Face à la paralysie quasi totale des institutions, la Haute cour fédérale du Nigeria a donné vendredi 14 jours au gouvernement pour décider si le président Umaru Yar'Adua, hospitalisé depuis deux mois en Arabie Saoudite, est apte à rester en fonction.

«Le Conseil exécutif de la fédération dispose de 14 jours pour adopter une résolution (...) pour statuer si, au regard de l'absence du Nigeria du président pour raisons médicales depuis le 23 novembre 2009, le président est incapable d'exercer ses fonctions», a déclaré le président de la Haute cour, Dan Abutu.

La cour statuait sur une requête déposée par un ancien membre du parlement, Farouk Adamu Aliyu, visant à investir officiellement le vice-président Goodluck Jonathan comme «président par intérim».

Au pouvoir depuis mai 2007, Umaru Yar'Adua, malade, est hospitalisé à Jeddah pour une affection cardiaque grave et des problèmes rénaux.

Le ministre de la Justice Michael Aondoaaka a immédiatement déclaré que le gouvernement «se pliera à l'arrêt de la Cour».

«Dans un délai de 14 jours, le conseil exécutif de la fédération examinera et adoptera une résolution sur l'état de santé du président», a-t-il déclaré une fois le jugement rendu.

Jusque-là, les durs du régime avaient toujours refusé une telle éventualité, assurant que le président était tout à fait à même d'exercer ses fonctions, même depuis un lit d'hôpital lointain.

La Haute cour s'est basée sur l'article 144 de la Constitution stipulant que le président doit cesser ses fonctions si les deux tiers des membres du conseil exécutif de la fédération adoptent une résolution le déclarant «incapable d'assumer ses fonctions», après vérification par une équipe de cinq médecins désignés par le président du Sénat.

L'avocat de l'ancien parlementaire, Me Bamidele Aturu, a espéré que le gouvernement «prendra le chemin de la rectitude, du respect de la loi, de la constitution» pour «sauver notre pays de l'anarchie et du chaos».

Depuis son hospitalisation en urgence à Jeddah, aucune photo ni vidéo du président n'a été diffusée. On l'a seulement entendu une seule fois le 12 janvier. Il avait alors assuré dans un bref entretien à la BBC qu'il allait «mieux», mais d'une voix extrêmement faible.

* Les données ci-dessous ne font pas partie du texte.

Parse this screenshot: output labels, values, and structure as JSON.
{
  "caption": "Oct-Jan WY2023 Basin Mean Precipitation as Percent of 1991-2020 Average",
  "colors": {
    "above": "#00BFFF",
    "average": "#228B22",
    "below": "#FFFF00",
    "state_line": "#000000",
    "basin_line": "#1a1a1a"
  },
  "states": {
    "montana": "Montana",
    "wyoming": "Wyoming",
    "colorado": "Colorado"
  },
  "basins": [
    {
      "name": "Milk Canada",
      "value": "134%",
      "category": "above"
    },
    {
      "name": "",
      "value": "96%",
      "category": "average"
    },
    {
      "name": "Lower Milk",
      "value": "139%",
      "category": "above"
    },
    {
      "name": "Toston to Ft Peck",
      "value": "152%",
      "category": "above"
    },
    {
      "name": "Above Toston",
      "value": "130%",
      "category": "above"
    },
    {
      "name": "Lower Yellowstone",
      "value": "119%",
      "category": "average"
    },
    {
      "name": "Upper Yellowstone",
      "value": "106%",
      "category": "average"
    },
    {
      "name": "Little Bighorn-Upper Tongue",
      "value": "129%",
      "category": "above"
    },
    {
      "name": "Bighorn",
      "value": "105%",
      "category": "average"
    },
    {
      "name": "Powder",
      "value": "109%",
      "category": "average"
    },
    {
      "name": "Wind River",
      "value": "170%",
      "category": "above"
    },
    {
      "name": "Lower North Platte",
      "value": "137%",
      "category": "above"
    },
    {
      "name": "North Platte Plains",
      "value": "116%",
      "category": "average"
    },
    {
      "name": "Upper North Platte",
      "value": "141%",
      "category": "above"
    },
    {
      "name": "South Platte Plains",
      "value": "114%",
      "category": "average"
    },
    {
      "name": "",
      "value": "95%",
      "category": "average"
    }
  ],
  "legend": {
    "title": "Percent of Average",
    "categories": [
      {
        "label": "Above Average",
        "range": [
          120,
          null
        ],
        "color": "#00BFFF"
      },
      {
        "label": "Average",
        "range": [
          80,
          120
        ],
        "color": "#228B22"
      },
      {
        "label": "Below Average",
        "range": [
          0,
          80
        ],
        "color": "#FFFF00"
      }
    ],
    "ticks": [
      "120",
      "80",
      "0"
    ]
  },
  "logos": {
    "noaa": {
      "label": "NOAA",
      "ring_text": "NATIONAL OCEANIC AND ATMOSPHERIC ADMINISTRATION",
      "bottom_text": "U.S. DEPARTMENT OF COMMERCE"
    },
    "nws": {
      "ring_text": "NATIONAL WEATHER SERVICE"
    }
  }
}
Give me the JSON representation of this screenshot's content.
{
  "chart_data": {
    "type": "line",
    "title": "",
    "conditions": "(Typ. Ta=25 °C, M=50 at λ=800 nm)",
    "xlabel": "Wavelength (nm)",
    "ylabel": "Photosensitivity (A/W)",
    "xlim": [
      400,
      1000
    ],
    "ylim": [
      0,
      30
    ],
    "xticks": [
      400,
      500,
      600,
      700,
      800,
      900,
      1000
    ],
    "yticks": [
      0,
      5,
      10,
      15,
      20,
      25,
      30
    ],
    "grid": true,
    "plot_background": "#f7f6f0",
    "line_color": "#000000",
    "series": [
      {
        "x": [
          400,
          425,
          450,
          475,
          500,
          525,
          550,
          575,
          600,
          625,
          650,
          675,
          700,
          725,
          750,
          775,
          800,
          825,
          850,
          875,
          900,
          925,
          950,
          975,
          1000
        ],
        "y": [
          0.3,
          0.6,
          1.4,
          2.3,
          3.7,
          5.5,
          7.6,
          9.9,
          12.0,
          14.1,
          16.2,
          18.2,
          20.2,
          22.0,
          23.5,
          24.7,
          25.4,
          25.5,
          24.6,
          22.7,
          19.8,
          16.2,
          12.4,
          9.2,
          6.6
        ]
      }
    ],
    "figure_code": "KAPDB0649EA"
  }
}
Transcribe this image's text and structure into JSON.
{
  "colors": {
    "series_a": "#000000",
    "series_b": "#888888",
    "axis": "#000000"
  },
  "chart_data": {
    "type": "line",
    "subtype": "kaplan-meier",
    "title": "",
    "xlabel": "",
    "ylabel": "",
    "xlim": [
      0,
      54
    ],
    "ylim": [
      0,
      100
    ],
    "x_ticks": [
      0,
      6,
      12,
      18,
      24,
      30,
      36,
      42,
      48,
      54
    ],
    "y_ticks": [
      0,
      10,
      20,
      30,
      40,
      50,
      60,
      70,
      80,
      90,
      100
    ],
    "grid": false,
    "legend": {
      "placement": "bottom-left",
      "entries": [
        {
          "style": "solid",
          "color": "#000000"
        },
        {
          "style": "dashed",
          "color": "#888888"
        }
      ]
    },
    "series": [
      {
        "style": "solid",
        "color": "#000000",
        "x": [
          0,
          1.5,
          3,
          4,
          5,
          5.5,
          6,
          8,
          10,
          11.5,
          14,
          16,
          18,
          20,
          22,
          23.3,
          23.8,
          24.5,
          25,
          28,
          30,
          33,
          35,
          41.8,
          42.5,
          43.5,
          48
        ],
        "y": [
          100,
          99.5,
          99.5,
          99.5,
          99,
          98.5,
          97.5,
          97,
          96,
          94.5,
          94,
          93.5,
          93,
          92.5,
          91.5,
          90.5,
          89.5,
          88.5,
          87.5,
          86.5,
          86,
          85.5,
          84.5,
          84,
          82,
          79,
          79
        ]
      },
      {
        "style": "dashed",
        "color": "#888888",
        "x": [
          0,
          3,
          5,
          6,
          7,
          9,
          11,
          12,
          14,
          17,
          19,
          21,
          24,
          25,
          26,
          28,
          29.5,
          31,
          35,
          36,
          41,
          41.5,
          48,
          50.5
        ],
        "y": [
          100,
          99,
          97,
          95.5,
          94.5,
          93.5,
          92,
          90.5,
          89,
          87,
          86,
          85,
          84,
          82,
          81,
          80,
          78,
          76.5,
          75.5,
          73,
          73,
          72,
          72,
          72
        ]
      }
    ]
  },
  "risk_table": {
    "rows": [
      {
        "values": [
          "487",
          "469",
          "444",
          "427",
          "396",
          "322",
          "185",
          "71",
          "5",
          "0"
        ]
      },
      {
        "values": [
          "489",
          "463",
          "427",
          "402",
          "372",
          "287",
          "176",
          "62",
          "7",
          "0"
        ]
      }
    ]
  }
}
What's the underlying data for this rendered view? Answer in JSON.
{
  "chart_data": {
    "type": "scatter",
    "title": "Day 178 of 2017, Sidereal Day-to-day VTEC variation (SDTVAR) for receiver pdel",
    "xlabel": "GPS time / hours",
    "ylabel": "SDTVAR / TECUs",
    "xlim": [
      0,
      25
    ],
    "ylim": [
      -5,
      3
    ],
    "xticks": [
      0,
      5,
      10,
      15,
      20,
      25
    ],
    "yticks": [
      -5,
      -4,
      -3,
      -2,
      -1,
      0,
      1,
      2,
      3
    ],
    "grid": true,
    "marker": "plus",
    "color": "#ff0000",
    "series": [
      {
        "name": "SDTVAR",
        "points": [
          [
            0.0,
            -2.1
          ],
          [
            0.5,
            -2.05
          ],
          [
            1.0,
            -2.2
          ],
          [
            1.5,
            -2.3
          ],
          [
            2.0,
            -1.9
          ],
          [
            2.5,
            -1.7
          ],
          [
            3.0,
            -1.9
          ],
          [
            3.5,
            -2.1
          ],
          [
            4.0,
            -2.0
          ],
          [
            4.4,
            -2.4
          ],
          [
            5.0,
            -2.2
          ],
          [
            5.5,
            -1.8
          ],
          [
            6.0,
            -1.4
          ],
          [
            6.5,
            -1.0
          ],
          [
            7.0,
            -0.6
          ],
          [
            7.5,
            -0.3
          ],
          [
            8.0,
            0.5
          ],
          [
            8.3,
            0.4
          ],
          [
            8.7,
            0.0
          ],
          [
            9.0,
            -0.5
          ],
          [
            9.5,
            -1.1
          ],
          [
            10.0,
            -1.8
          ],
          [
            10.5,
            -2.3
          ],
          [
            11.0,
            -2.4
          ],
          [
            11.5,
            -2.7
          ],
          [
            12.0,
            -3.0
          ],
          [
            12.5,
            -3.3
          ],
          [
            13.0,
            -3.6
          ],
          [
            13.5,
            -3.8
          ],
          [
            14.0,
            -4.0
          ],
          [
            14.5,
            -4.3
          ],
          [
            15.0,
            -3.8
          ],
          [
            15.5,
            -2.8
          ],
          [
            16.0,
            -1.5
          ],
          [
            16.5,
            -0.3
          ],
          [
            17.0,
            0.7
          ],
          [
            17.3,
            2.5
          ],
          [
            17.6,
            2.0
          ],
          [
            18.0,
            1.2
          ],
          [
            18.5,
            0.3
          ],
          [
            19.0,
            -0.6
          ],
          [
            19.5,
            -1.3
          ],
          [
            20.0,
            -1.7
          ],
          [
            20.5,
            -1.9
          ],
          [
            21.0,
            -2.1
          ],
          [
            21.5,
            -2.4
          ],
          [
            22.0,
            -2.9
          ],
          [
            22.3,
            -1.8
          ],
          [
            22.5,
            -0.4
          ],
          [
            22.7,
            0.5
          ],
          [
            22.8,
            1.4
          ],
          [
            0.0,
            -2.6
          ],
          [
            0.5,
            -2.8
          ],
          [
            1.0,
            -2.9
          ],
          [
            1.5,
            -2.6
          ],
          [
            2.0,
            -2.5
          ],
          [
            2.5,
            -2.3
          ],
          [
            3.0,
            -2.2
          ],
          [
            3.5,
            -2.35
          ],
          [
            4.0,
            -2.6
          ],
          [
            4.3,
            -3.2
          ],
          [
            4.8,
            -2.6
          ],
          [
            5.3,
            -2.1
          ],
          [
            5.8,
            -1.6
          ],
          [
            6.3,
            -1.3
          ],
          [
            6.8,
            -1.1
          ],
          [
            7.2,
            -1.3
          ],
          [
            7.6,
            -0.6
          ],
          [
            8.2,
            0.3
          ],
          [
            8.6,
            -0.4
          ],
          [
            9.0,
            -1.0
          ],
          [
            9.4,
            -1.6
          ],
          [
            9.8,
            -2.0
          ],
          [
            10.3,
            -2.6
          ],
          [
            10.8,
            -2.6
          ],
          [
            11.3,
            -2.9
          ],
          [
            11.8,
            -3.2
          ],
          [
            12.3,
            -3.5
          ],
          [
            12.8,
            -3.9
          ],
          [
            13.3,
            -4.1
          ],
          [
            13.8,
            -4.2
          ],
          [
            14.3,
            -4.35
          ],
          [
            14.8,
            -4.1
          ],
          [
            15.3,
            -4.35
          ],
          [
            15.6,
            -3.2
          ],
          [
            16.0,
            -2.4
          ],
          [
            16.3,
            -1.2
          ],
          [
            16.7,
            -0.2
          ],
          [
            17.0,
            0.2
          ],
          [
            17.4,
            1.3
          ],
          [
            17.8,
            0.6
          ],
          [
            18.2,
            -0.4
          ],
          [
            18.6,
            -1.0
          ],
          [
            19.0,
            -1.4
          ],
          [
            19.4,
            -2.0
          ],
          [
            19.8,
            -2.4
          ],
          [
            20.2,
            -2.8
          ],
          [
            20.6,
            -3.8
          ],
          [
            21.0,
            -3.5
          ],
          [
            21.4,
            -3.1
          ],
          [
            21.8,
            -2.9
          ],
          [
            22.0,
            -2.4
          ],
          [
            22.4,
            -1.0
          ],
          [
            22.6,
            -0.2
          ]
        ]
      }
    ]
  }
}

Le Nigeria est déjà entré depuis des semaines dans l'«après-Yar'Adua» et de plus en plus de voix se sont élevées pour demander qu'il cède le pouvoir afin de mettre fin au «vide» à la tête du pays.

Deux manifestations ont déjà rassemblé plusieurs milliers de personnes à Abuja et Lagos et plusieurs influents politiciens ont réclamé sa démission, notamment son prédécesseur Olusegun Obasanjo.

«Si vous prenez un travail, élu ou nommé, et qu'ensuite votre santé commence à vous faire défaut et que vous n'êtes plus capables d'assurer, que vous n'êtes plus capables de satisfaire ceux que vous êtes supposés servir, alors il y a un chemin de l'honneur et de la moralité. Si vous ne savez pas ça, alors vous ne savez rien», a déclaré l'ancien général-président.

C'est pourtant lui qui avait choisi Umaru Yar'Adua pour lui succéder et être le candidat en 2007 du parti au pouvoir, le PDP, aujourd'hui profondément divisé sur la question et surtout sur la succession qui se profile à l'horizon.

Le fait que M. Jonathan soit un chrétien du sud pourrait poser problème, car il revient aux musulmans du nord d'occuper la présidence jusqu'en 2015 selon une règle non écrite mais bien établie d'alternance tous les huit ans.

Olusegun Obasanjo, un chrétien Yorouba, avait exercé le pouvoir de 1999 à 2007.